IETF
IETF draft: "Registration of xmlns Media Feature Tag"
22:57, 28 Jan 2002 UTC | Uche Ogbuji

Simon St. Laurent has announced an updated IETF draft prescribing a MIME media feature tag for XML content, which indicates the relevant namespace or namespaces in the transmitted document. It is meant to add more specific details to content of type text/xml, application/xml, application/XXX+xml, etc. Quoting from the draft (please refer to that document to follow the citations):

" MIME Content-Type identifiers have proven very useful as tools for describing homogeneous information. They do not fare as well at describing content which is unpredictably heterogeneous. XML documents may be homogeneous, but are also frequently heterogeneous. It is not difficult to create, for instance, an XHTML [26] document which also contains RDF [19] metadata, MathML [20] equations, hypertext using XLink [22], XForms [25],and SVG [21] graphics. XSLT [17] stylesheets routinely include information in both the XSLT namespace and in the namespace of the format resulting from proper execution of the stylesheet. "
" This document specifies a Media Feature which identifies the URIs used as XML namespaces [14] in a given XML document. While a list of namespaces cannot tell a recipient application everything about the use of those namespaces and their interactions in a given document, it can provide a baseline set of expectations. "

[...]

" This feature is designed primarily to be used with the XML Media Types defined in RFC 3023 [12]. By providing additional information about the content of the document beyond its overall type, it provides XML applications with a more comprehensive view of information they may (or may not) wish to process, potentially avoiding wasted parsing and processing. "

This specification comes among heavy debate on XML-DEV and the www-tag, the mailing list for the new W3C Technical Architecture Group (TAG) about how to direct processing using in-band or out-of band characteristics of the docuemnt. The discussion has largely split into two camps, one of which is the "document type" camp, which holds that a document should have one primary core of semantics and processing, even though it may contain chunks of XML from other semantic spaces.

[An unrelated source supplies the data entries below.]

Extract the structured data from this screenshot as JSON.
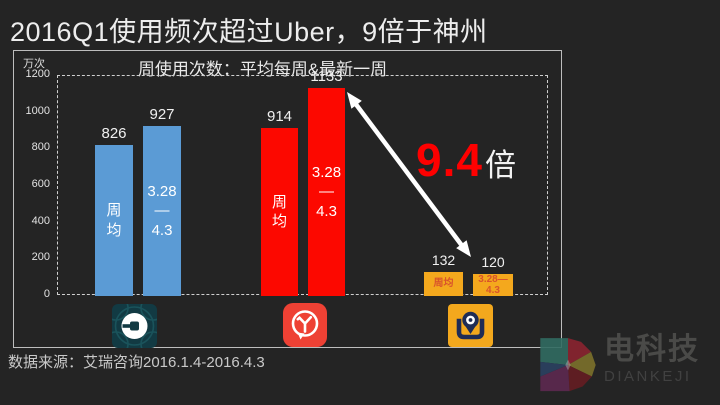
{
  "page": {
    "title": "2016Q1使用频次超过Uber，9倍于神州",
    "source": "数据来源：艾瑞咨询2016.1.4-2016.4.3"
  },
  "brand": {
    "logo": "diankeji-d-logo",
    "name_cn": "电科技",
    "name_en": "DIANKEJI"
  },
  "chart_data": {
    "type": "bar",
    "title": "周使用次数：平均每周&最新一周",
    "unit_label": "万次",
    "ylim": [
      0,
      1200
    ],
    "yticks": [
      1200,
      1000,
      800,
      600,
      400,
      200,
      0
    ],
    "grid": false,
    "legend": false,
    "categories": [
      "周均",
      "3.28—4.3"
    ],
    "groups": [
      {
        "name": "Uber",
        "icon": "uber-app-icon",
        "color": "#5b9bd5",
        "bars": [
          {
            "category": "周均",
            "value": 826,
            "value_label": "826",
            "inner_lines": [
              "周",
              "均"
            ]
          },
          {
            "category": "3.28—4.3",
            "value": 927,
            "value_label": "927",
            "inner_lines": [
              "3.28",
              "—",
              "4.3"
            ]
          }
        ]
      },
      {
        "name": "滴滴出行",
        "icon": "didi-app-icon",
        "color": "#fc0800",
        "bars": [
          {
            "category": "周均",
            "value": 914,
            "value_label": "914",
            "inner_lines": [
              "周",
              "均"
            ]
          },
          {
            "category": "3.28—4.3",
            "value": 1133,
            "value_label": "1133",
            "inner_lines": [
              "3.28",
              "—",
              "4.3"
            ]
          }
        ]
      },
      {
        "name": "神州专车",
        "icon": "shenzhou-app-icon",
        "color": "#f4a81d",
        "bars": [
          {
            "category": "周均",
            "value": 132,
            "value_label": "132",
            "inner_lines": [
              "周均"
            ]
          },
          {
            "category": "3.28—4.3",
            "value": 120,
            "value_label": "120",
            "inner_lines": [
              "3.28—",
              "4.3"
            ]
          }
        ]
      }
    ],
    "annotation": {
      "value": "9.4",
      "suffix": "倍",
      "value_color": "#fe0000"
    }
  }
}
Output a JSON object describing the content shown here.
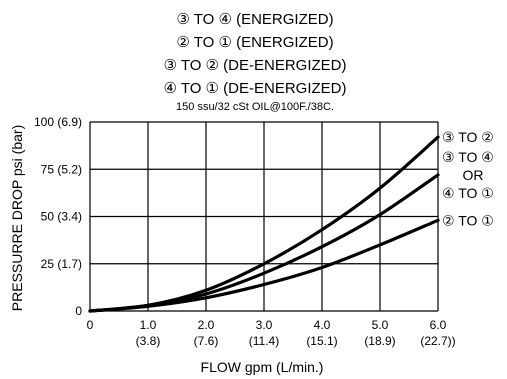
{
  "chart_data": {
    "type": "line",
    "title_lines": [
      "③ TO ④  (ENERGIZED)",
      "② TO ① (ENERGIZED)",
      "③ TO ② (DE-ENERGIZED)",
      "④ TO ① (DE-ENERGIZED)"
    ],
    "subtitle": "150 ssu/32 cSt OIL@100F./38C.",
    "xlabel": "FLOW  gpm  (L/min.)",
    "ylabel": "PRESSURRE DROP psi (bar)",
    "xlim": [
      0,
      6
    ],
    "ylim": [
      0,
      100
    ],
    "grid": true,
    "x_ticks": [
      {
        "value": 0,
        "label": "0",
        "sub": ""
      },
      {
        "value": 1,
        "label": "1.0",
        "sub": "(3.8)"
      },
      {
        "value": 2,
        "label": "2.0",
        "sub": "(7.6)"
      },
      {
        "value": 3,
        "label": "3.0",
        "sub": "(11.4)"
      },
      {
        "value": 4,
        "label": "4.0",
        "sub": "(15.1)"
      },
      {
        "value": 5,
        "label": "5.0",
        "sub": "(18.9)"
      },
      {
        "value": 6,
        "label": "6.0",
        "sub": "(22.7))"
      }
    ],
    "y_ticks": [
      {
        "value": 0,
        "label": "0"
      },
      {
        "value": 25,
        "label": "25 (1.7)"
      },
      {
        "value": 50,
        "label": "50 (3.4)"
      },
      {
        "value": 75,
        "label": "75 (5.2)"
      },
      {
        "value": 100,
        "label": "100 (6.9)"
      }
    ],
    "series": [
      {
        "name": "③ TO ②",
        "x": [
          0,
          1,
          2,
          3,
          4,
          5,
          6
        ],
        "y": [
          0,
          3,
          11,
          25,
          43,
          65,
          92
        ]
      },
      {
        "name": "③ TO ④ OR ④ TO ①",
        "x": [
          0,
          1,
          2,
          3,
          4,
          5,
          6
        ],
        "y": [
          0,
          3,
          9,
          20,
          34,
          51,
          72
        ]
      },
      {
        "name": "② TO ①",
        "x": [
          0,
          1,
          2,
          3,
          4,
          5,
          6
        ],
        "y": [
          0,
          2.5,
          7,
          14,
          23,
          35,
          48
        ]
      }
    ],
    "series_labels": [
      {
        "series": 0,
        "lines": [
          "③ TO ②"
        ]
      },
      {
        "series": 1,
        "lines": [
          "③ TO ④",
          "OR",
          "④ TO ①"
        ]
      },
      {
        "series": 2,
        "lines": [
          "② TO ①"
        ]
      }
    ]
  }
}
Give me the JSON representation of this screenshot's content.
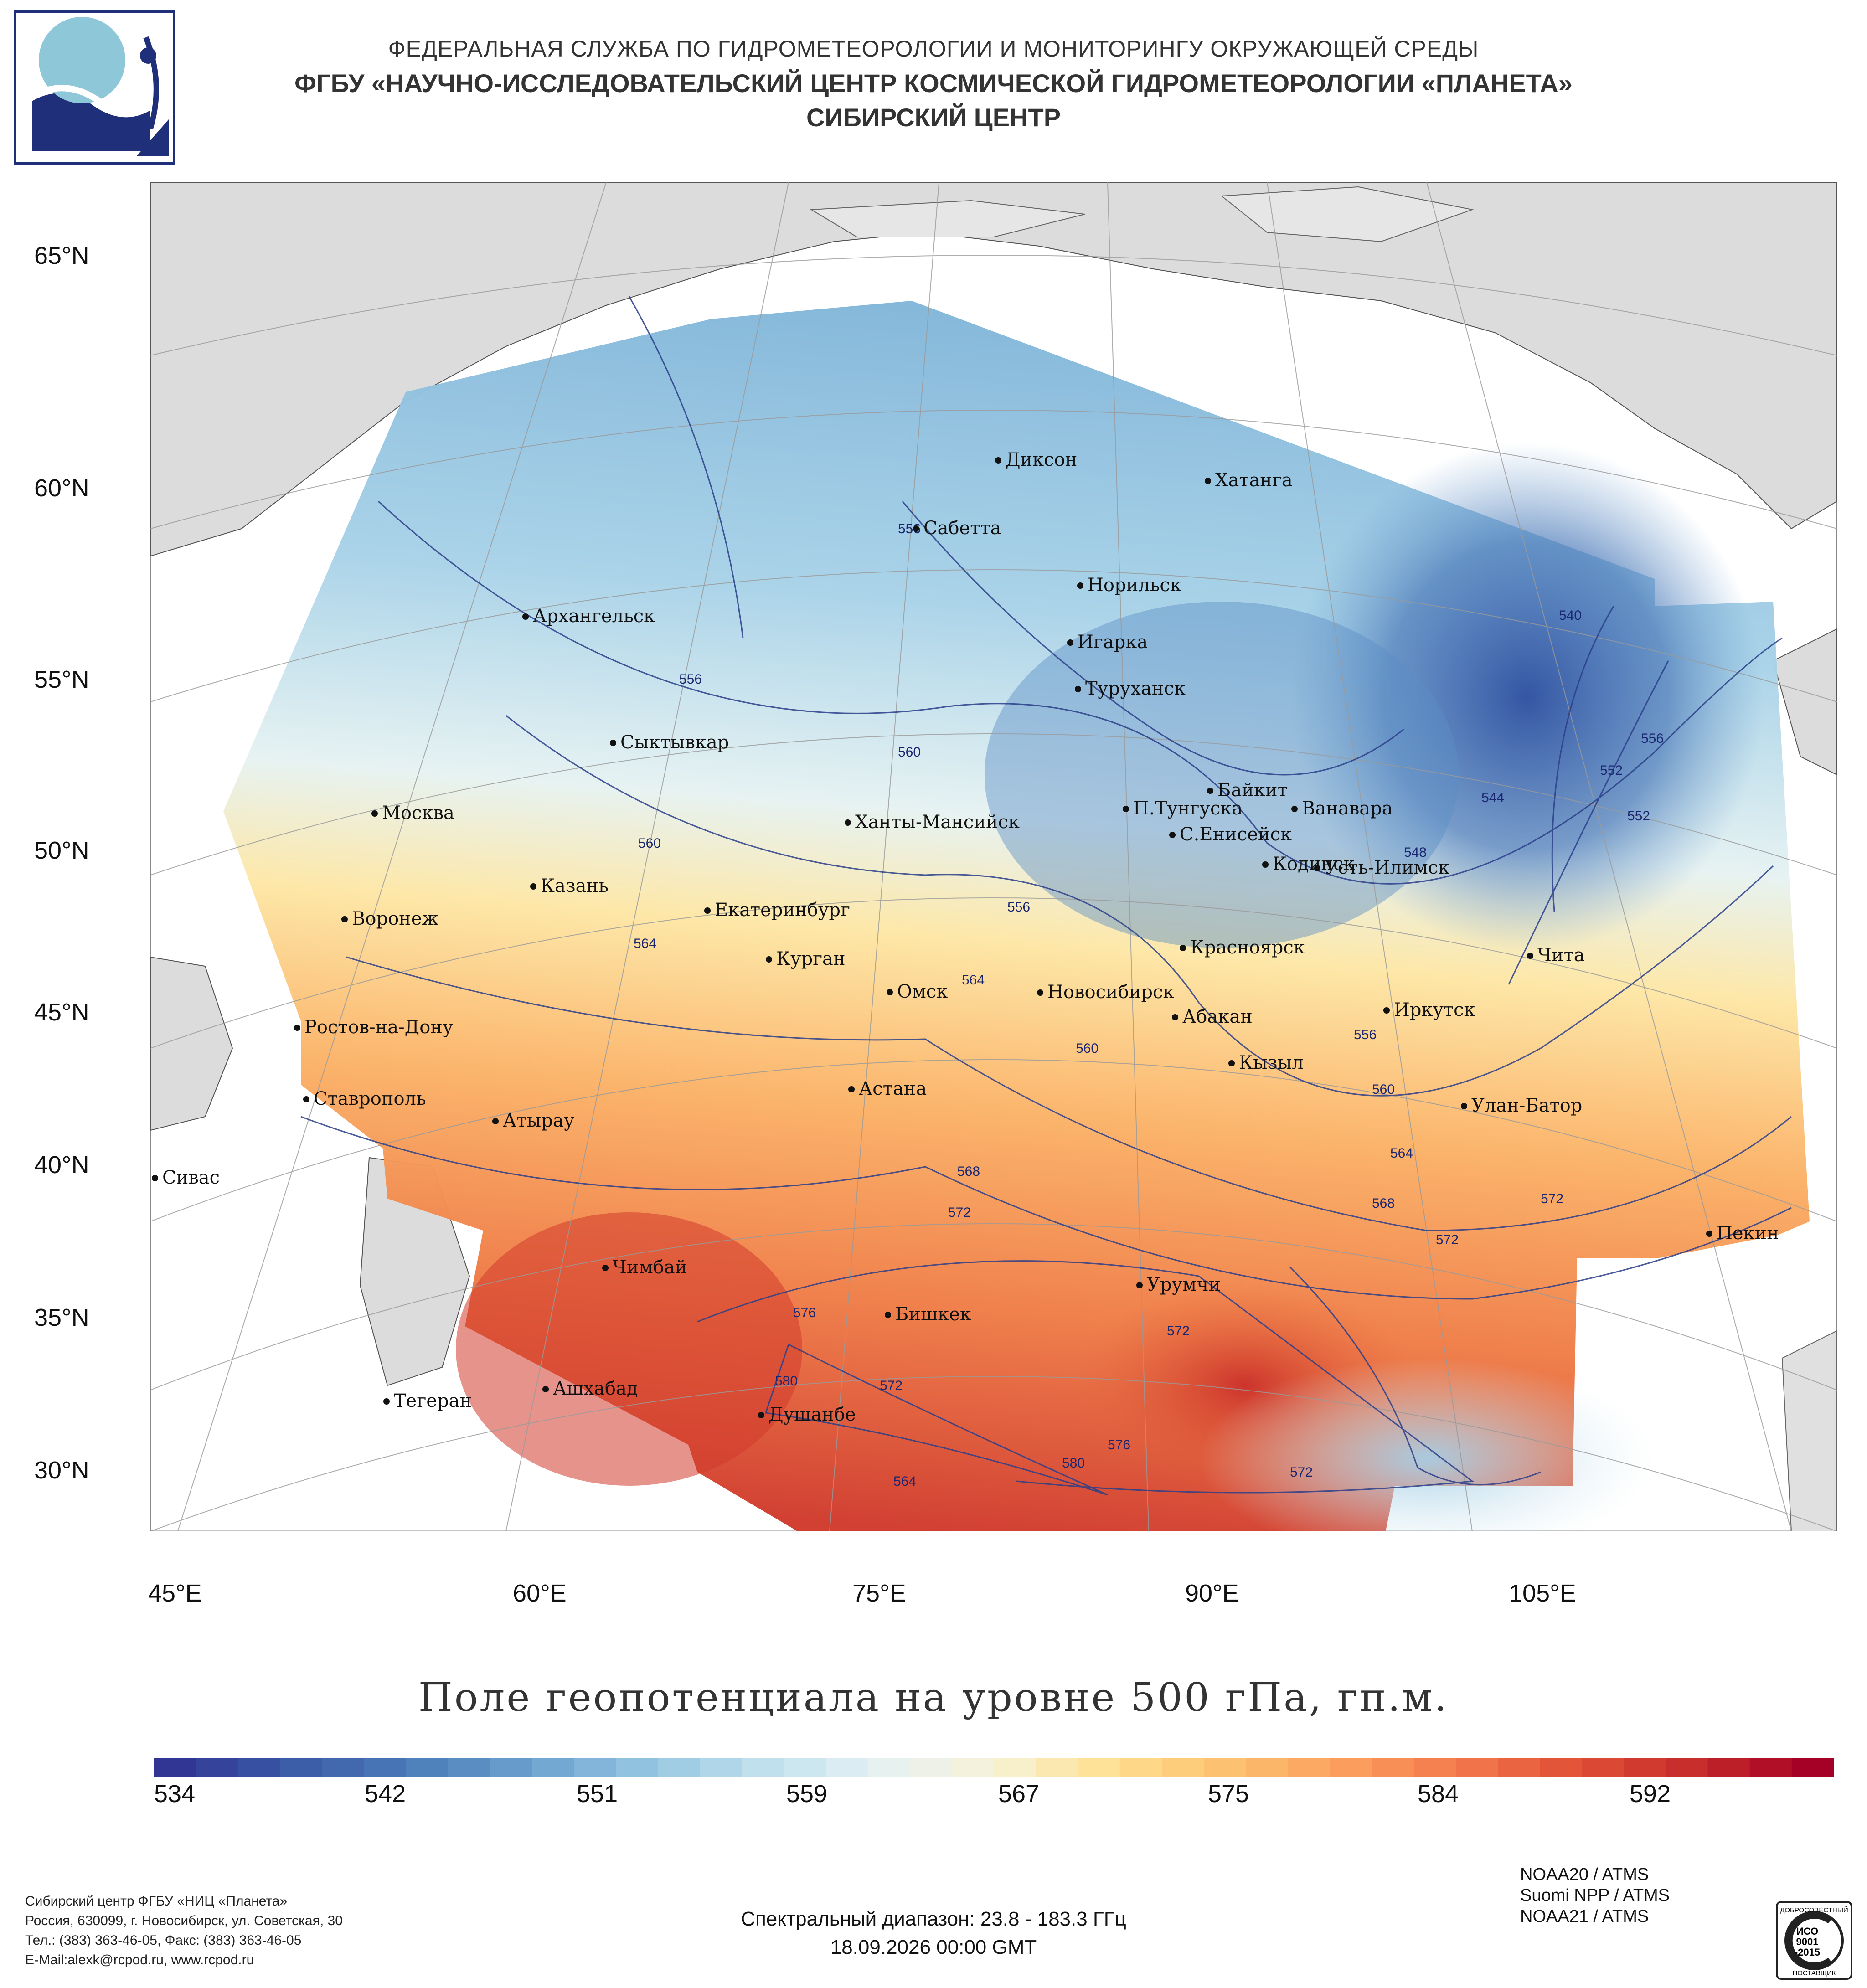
{
  "header": {
    "line1": "ФЕДЕРАЛЬНАЯ СЛУЖБА ПО ГИДРОМЕТЕОРОЛОГИИ И МОНИТОРИНГУ ОКРУЖАЮЩЕЙ СРЕДЫ",
    "line2": "ФГБУ «НАУЧНО-ИССЛЕДОВАТЕЛЬСКИЙ ЦЕНТР КОСМИЧЕСКОЙ ГИДРОМЕТЕОРОЛОГИИ «ПЛАНЕТА»",
    "line3": "СИБИРСКИЙ ЦЕНТР"
  },
  "map": {
    "lat_labels": [
      "65°N",
      "60°N",
      "55°N",
      "50°N",
      "45°N",
      "40°N",
      "35°N",
      "30°N"
    ],
    "lon_labels": [
      "45°E",
      "60°E",
      "75°E",
      "90°E",
      "105°E"
    ],
    "cities": [
      {
        "name": "Диксон"
      },
      {
        "name": "Хатанга"
      },
      {
        "name": "Сабетта"
      },
      {
        "name": "Норильск"
      },
      {
        "name": "Архангельск"
      },
      {
        "name": "Игарка"
      },
      {
        "name": "Туруханск"
      },
      {
        "name": "Сыктывкар"
      },
      {
        "name": "Байкит"
      },
      {
        "name": "П.Тунгуска"
      },
      {
        "name": "Ванавара"
      },
      {
        "name": "Москва"
      },
      {
        "name": "Ханты-Мансийск"
      },
      {
        "name": "С.Енисейск"
      },
      {
        "name": "Кодинск"
      },
      {
        "name": "Усть-Илимск"
      },
      {
        "name": "Казань"
      },
      {
        "name": "Екатеринбург"
      },
      {
        "name": "Воронеж"
      },
      {
        "name": "Красноярск"
      },
      {
        "name": "Курган"
      },
      {
        "name": "Чита"
      },
      {
        "name": "Омск"
      },
      {
        "name": "Новосибирск"
      },
      {
        "name": "Иркутск"
      },
      {
        "name": "Ростов-на-Дону"
      },
      {
        "name": "Абакан"
      },
      {
        "name": "Кызыл"
      },
      {
        "name": "Астана"
      },
      {
        "name": "Ставрополь"
      },
      {
        "name": "Улан-Батор"
      },
      {
        "name": "Атырау"
      },
      {
        "name": "Сивас"
      },
      {
        "name": "Пекин"
      },
      {
        "name": "Чимбай"
      },
      {
        "name": "Урумчи"
      },
      {
        "name": "Бишкек"
      },
      {
        "name": "Ашхабад"
      },
      {
        "name": "Тегеран"
      },
      {
        "name": "Душанбе"
      }
    ],
    "isolines": [
      "540",
      "544",
      "548",
      "552",
      "552",
      "556",
      "556",
      "556",
      "556",
      "556",
      "560",
      "560",
      "560",
      "560",
      "564",
      "564",
      "564",
      "568",
      "568",
      "572",
      "572",
      "572",
      "572",
      "572",
      "576",
      "576",
      "580",
      "580",
      "564",
      "572"
    ]
  },
  "map_title": "Поле геопотенциала на уровне 500 гПа, гп.м.",
  "colorbar": {
    "labels": [
      "534",
      "542",
      "551",
      "559",
      "567",
      "575",
      "584",
      "592"
    ],
    "colors": [
      "#313695",
      "#3b5aa6",
      "#4a7bb7",
      "#6aa0cf",
      "#93c4e0",
      "#bfe0ee",
      "#e4f1f3",
      "#f7f2d8",
      "#fee090",
      "#fdc170",
      "#fb9f5d",
      "#f3784c",
      "#e04f36",
      "#c62b2a",
      "#a50026"
    ]
  },
  "footer": {
    "org_lines": [
      "Сибирский центр ФГБУ «НИЦ «Планета»",
      "Россия, 630099, г. Новосибирск, ул. Советская, 30",
      "Тел.: (383) 363-46-05, Факс: (383) 363-46-05",
      "E-Mail:alexk@rcpod.ru, www.rcpod.ru"
    ],
    "spectral": "Спектральный диапазон: 23.8 - 183.3 ГГц",
    "datetime": "18.09.2026 00:00 GMT",
    "instruments": [
      "NOAA20 / ATMS",
      "Suomi NPP / ATMS",
      "NOAA21 / ATMS"
    ],
    "iso_badge": {
      "top": "ДОБРОСОВЕСТНЫЙ",
      "mid1": "ИСО",
      "mid2": "9001",
      "mid3": "-2015",
      "bottom": "ПОСТАВЩИК"
    }
  }
}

The other camp holds that this is impractical and that the only hope there is of communicating the semantics of XML documents to the processors is by examining the "namespace bundle" of XML vocabularies used in the document. The xmlns Media Feature Tag is a handy way to communicate this "namespace bundle" prior to parsing of the XML document, so that the processing can be properly pipelined.

The brave can follow the discussion threads on-line starting at (2) and the various threads from January 2002 on RDDL on XML-DEV.